BIOGRAPHICAL NOTES.
William II., Emperor of Germany, was born January 27, 1859, and received an education chiefly at home, under the supervision of his parents, his tutors, and his military instructors. On March 9, 1888, his grandfather, the first emperor, died. On June 15 of the same year Emperor Frederick also died, and William II. succeeded. After spending some time in personally visiting the courts of European sovereigns, the young emperor took a decisive step towards his future standing as a leader in European politics, by severing relations with his grandfather’s right-hand man, Prince Bismarck. From that time, he has himself been the most prominent and dominating figure in the administration of Germany’s affairs. He has, without regard to imperial precedent, personally connected himself with such questions as concern the population of the whole world, notably the Socialistic and Labor problems. He has made himself, also, a master of the smallest details concerning the government of his people, and even of his household. As yet without experience of actual warfare, he is an alert and constant inspector of both his army and navy, and, in his determined enforcement of the “Army Bill,” has given evidence of his desire to uphold Germany as a military power second to none. With the exception of slight colonial difficulties in Samoa and Africa, he has had as yet no foreign trouble to contend with. He is a close student and an eager inquirer; he is a good shot, a skilled horseman, and interested in all forms of sport.

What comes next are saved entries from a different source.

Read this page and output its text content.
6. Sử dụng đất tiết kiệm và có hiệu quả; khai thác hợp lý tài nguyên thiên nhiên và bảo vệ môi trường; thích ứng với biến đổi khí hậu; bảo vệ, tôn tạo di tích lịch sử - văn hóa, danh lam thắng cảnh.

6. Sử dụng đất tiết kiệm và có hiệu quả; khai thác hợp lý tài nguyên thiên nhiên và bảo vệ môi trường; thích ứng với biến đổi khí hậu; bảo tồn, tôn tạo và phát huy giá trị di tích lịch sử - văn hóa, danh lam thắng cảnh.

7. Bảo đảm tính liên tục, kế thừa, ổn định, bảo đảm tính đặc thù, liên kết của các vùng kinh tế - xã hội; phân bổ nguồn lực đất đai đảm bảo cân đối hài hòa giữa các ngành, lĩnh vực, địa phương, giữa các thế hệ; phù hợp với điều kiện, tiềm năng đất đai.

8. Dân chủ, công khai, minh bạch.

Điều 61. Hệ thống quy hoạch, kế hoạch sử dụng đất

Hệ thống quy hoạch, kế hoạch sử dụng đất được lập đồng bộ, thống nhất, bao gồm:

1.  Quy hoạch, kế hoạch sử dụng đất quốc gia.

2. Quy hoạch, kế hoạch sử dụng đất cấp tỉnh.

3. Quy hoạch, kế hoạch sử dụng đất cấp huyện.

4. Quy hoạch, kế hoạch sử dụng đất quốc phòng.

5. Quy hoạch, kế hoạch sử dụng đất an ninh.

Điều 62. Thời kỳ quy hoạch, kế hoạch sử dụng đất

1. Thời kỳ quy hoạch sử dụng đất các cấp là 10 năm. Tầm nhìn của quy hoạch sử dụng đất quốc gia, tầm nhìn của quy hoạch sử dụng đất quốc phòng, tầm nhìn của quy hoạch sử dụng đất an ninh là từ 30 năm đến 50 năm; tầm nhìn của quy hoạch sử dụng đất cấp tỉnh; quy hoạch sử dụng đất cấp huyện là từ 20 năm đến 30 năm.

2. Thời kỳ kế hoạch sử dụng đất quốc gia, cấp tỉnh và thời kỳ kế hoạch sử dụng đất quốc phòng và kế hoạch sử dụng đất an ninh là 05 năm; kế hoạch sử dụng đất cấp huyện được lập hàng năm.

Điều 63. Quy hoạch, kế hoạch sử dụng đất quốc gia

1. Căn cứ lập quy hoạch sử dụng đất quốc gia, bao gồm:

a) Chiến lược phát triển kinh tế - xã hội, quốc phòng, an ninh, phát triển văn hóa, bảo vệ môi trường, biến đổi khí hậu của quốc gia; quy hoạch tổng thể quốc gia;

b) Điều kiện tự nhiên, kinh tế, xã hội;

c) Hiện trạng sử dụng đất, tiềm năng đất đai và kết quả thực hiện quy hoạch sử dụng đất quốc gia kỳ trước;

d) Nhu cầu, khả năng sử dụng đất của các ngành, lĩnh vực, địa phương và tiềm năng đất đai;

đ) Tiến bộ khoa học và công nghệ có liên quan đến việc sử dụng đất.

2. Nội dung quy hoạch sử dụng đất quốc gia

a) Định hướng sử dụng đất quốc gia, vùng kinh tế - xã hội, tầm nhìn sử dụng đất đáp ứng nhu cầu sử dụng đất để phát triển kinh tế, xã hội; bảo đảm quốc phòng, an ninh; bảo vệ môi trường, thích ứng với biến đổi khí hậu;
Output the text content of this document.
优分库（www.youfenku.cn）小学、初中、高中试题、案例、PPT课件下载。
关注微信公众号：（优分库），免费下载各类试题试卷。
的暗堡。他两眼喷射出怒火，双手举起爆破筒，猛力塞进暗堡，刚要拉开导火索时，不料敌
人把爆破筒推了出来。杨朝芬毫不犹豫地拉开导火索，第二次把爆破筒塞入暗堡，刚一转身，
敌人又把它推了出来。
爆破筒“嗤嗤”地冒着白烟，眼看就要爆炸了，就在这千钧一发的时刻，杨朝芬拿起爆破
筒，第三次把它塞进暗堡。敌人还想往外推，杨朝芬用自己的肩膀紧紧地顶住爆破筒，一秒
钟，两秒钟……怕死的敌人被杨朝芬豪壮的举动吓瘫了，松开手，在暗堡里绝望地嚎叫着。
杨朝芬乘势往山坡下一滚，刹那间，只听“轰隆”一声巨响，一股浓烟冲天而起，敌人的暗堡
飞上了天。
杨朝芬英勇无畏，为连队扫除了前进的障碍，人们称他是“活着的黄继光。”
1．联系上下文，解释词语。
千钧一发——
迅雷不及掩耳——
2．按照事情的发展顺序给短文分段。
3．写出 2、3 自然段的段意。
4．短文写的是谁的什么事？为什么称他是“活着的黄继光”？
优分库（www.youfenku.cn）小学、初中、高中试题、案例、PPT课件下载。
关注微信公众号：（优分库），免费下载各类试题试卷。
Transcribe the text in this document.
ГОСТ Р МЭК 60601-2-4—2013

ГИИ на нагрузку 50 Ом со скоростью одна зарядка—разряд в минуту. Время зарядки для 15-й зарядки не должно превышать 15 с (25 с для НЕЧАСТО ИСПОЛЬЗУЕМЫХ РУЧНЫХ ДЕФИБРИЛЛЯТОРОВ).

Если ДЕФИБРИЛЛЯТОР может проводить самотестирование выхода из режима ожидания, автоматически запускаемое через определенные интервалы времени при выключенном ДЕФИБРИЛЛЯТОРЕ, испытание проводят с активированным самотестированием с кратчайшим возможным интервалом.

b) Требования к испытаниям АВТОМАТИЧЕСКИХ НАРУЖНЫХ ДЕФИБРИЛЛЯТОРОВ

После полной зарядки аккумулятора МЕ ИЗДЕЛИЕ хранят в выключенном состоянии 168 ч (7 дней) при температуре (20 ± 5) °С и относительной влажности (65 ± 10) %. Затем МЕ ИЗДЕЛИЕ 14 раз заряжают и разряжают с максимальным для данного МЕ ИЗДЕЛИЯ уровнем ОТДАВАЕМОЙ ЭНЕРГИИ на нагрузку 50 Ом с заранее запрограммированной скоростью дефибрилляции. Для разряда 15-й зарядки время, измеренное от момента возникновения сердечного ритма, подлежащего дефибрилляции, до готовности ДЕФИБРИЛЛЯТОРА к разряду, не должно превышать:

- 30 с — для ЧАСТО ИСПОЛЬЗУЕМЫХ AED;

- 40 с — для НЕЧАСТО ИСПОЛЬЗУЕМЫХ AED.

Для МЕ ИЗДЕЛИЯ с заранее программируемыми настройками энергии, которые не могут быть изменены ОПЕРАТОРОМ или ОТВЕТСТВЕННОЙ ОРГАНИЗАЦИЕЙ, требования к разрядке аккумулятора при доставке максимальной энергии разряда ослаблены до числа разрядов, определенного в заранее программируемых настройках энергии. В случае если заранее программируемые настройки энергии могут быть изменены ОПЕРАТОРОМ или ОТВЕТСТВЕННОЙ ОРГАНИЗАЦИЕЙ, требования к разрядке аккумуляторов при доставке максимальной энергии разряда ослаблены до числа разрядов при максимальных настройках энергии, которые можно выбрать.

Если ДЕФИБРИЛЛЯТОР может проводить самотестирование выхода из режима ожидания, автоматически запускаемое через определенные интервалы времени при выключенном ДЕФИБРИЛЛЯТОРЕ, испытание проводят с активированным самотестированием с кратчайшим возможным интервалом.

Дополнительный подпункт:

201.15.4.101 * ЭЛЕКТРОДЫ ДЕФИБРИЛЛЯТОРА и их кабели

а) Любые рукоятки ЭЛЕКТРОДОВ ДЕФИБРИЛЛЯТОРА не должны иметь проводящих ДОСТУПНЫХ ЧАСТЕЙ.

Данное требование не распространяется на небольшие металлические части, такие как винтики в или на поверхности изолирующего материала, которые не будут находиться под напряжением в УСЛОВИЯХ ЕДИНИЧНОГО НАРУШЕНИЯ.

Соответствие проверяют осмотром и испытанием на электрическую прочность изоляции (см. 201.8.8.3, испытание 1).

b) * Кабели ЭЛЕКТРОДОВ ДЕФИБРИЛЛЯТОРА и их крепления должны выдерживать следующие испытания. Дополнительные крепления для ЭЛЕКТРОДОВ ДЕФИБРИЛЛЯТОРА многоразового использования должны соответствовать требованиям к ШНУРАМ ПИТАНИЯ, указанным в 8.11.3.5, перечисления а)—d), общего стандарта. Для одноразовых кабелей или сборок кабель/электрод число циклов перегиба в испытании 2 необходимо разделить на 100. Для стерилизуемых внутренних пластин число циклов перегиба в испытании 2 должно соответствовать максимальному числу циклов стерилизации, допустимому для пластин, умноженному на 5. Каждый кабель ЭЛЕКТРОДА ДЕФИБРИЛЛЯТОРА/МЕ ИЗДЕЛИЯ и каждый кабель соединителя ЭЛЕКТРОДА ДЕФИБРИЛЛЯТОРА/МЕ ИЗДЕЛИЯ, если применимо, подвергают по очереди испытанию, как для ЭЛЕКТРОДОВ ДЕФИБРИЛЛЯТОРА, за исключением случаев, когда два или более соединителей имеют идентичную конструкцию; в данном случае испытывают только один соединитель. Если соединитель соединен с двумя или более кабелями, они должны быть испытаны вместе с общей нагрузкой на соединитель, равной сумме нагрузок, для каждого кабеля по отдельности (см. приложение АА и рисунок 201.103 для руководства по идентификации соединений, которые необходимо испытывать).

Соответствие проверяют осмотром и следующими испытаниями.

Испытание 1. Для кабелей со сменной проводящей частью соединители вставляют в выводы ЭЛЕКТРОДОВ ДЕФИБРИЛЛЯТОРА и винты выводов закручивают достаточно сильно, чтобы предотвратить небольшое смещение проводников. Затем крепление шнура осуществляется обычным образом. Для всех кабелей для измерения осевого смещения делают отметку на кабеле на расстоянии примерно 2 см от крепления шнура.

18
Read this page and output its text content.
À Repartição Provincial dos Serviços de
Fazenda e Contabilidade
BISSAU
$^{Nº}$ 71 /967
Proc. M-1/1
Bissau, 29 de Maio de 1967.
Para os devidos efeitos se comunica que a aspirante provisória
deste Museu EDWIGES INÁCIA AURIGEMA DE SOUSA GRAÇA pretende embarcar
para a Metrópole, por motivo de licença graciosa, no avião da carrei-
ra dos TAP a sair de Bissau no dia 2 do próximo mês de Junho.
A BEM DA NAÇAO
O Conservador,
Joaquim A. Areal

Eugene Field, poet and journalist, was born in St. Louis in 1850, but spent the greater part of his youth in Massachusetts. He was educated at Knox College, Galesburg, Illinois, and the State University at Columbia, Missouri. After a visit to Europe, he commenced work as a journalist on the “St. Louis Journal.” From that time to the present he has been continually connected with the western newspaper press of America, having occupied editorial positions in St. Joseph, Kansas City, and Denver, and finally on the Chicago “News.” His humorous and satirical studies in that newspaper have made him widely known, and his occasional verses have become very popular. His best work has been published in book form under the titles: “A Little Book of Western Verse,” “A Second Book of Verse,” and “A Little Book of Profitable Tales.” (See “Dialogue between Eugene Field and Hamlin Garland,” in the August number of McClure’s Magazine.)
Colonel Albert Augustus Pope, President of the Pope Manufacturing Company, was born in Boston in 1843. He received an ordinary public-school education, and at nineteen years of age entered the Union army as a volunteer, with the appointment of second lieutenant in the 35th Massachusetts Infantry, serving with distinction, and being gazetted lieutenant-colonel “for gallant conduct in the battles of Knoxville, Poplar Springs Church, and front of Petersburg.” At the close of the war he commenced business in Boston, and, becoming interested in the development of the bicycle, he began to introduce the machines into the United States, commencing the manufacture of them in 1878. The Pope Manufacturing Company are the proprietors of the “Columbia” bicycle, and their works are among the largest of the kind in the world. Colonel Pope has taken an active interest in affairs of public moment both in his native State and throughout the country, notably so in the movement for establishing better roads, and in the welfare and education of factory employees.